BND has a surprising amount of "BBB" (or "Baa") bonds according to Vanguard's portfolio page:
https://investor.vanguard.com/etf/profile/portfolio/bndWow do you have interesting timing - the Fed has literally just lowered rates hours ago. I went to check on current rates, and found they just dropped. Anyways, here's the key line from their statement:
"the Committee decided to lower the target range for the federal funds rate to 0 to 1/4 percent"
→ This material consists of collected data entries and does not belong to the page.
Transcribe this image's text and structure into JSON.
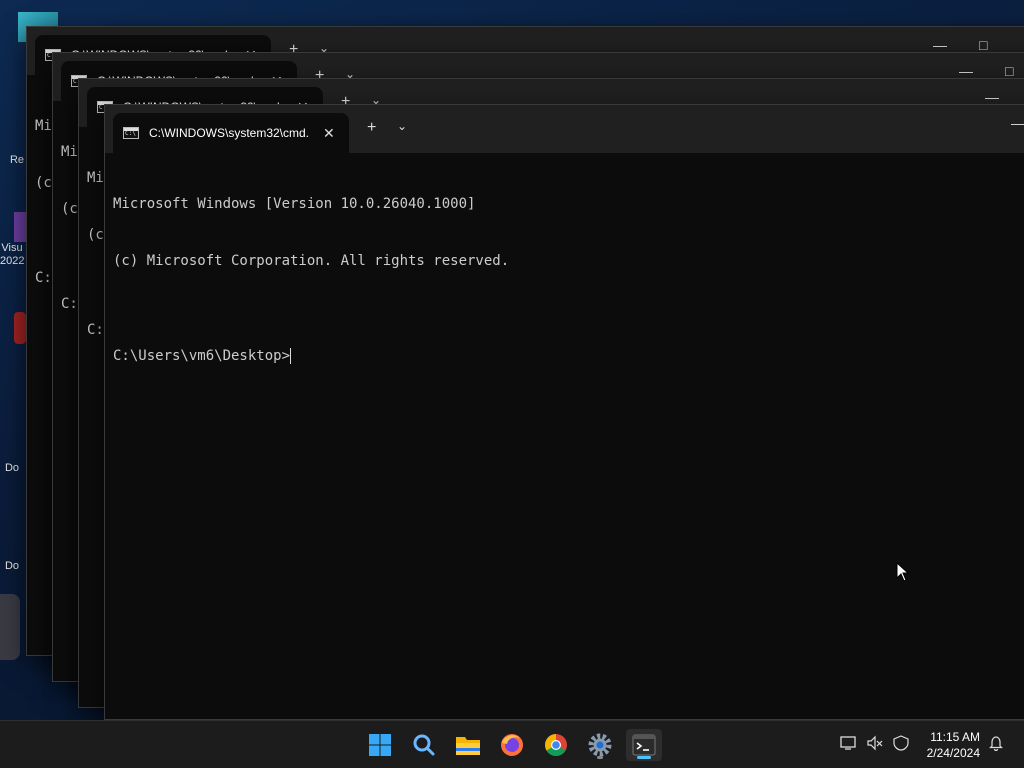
{
  "desktop": {
    "icons": [
      {
        "label": "Re"
      },
      {
        "label": "Visu 2022"
      },
      {
        "label": "Do"
      },
      {
        "label": "Do"
      }
    ]
  },
  "windows": [
    {
      "tab_title": "C:\\WINDOWS\\system32\\cmd.",
      "console_lines": [
        "Mi",
        "(c",
        "",
        "C:"
      ]
    },
    {
      "tab_title": "C:\\WINDOWS\\system32\\cmd.",
      "console_lines": [
        "Mi",
        "(c",
        "",
        "C:"
      ]
    },
    {
      "tab_title": "C:\\WINDOWS\\system32\\cmd.",
      "console_lines": [
        "Mi",
        "(c",
        "",
        "C:"
      ]
    },
    {
      "tab_title": "C:\\WINDOWS\\system32\\cmd.",
      "console_lines": [
        "Microsoft Windows [Version 10.0.26040.1000]",
        "(c) Microsoft Corporation. All rights reserved.",
        ""
      ],
      "prompt": "C:\\Users\\vm6\\Desktop>"
    }
  ],
  "window_controls": {
    "new_tab": "+",
    "dropdown": "⌄",
    "minimize": "—",
    "maximize": "□",
    "close_tab": "✕"
  },
  "taskbar": {
    "icons": [
      "windows-start-icon",
      "search-icon",
      "file-explorer-icon",
      "firefox-icon",
      "chrome-icon",
      "settings-icon",
      "terminal-icon"
    ],
    "clock_time": "11:15 AM",
    "clock_date": "2/24/2024"
  },
  "colors": {
    "accent": "#4cc2ff",
    "console_bg": "#0c0c0c",
    "titlebar": "#202020"
  }
}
https://www.federalreserve.gov/newsevents/pressreleases/monetary20200315a.htmSo, we're now at 0% rates for the Fed, which should translate to a drop in treasury and bond yields. But Vanguard Total Bond Market had a 1.9% SEC yield before the drop, so don't expect that to go all the way to zero.
If all bonds went to 0%, nobody would need 20 year bonds when they can get the same rate on a 1 year bond. So because of the time risk, longer term bonds pay more. And then companies need money, and issue bonds. If they pay the same as the U.S. government, nobody will prefer a company's bonds - so they pay more.
Vanguard Total Bond Market holds a range of bonds, with 2/3rds being government bonds, and roughly 1/3rd being the lower half of investment grade bonds. I wouldn't expect it to hit zero.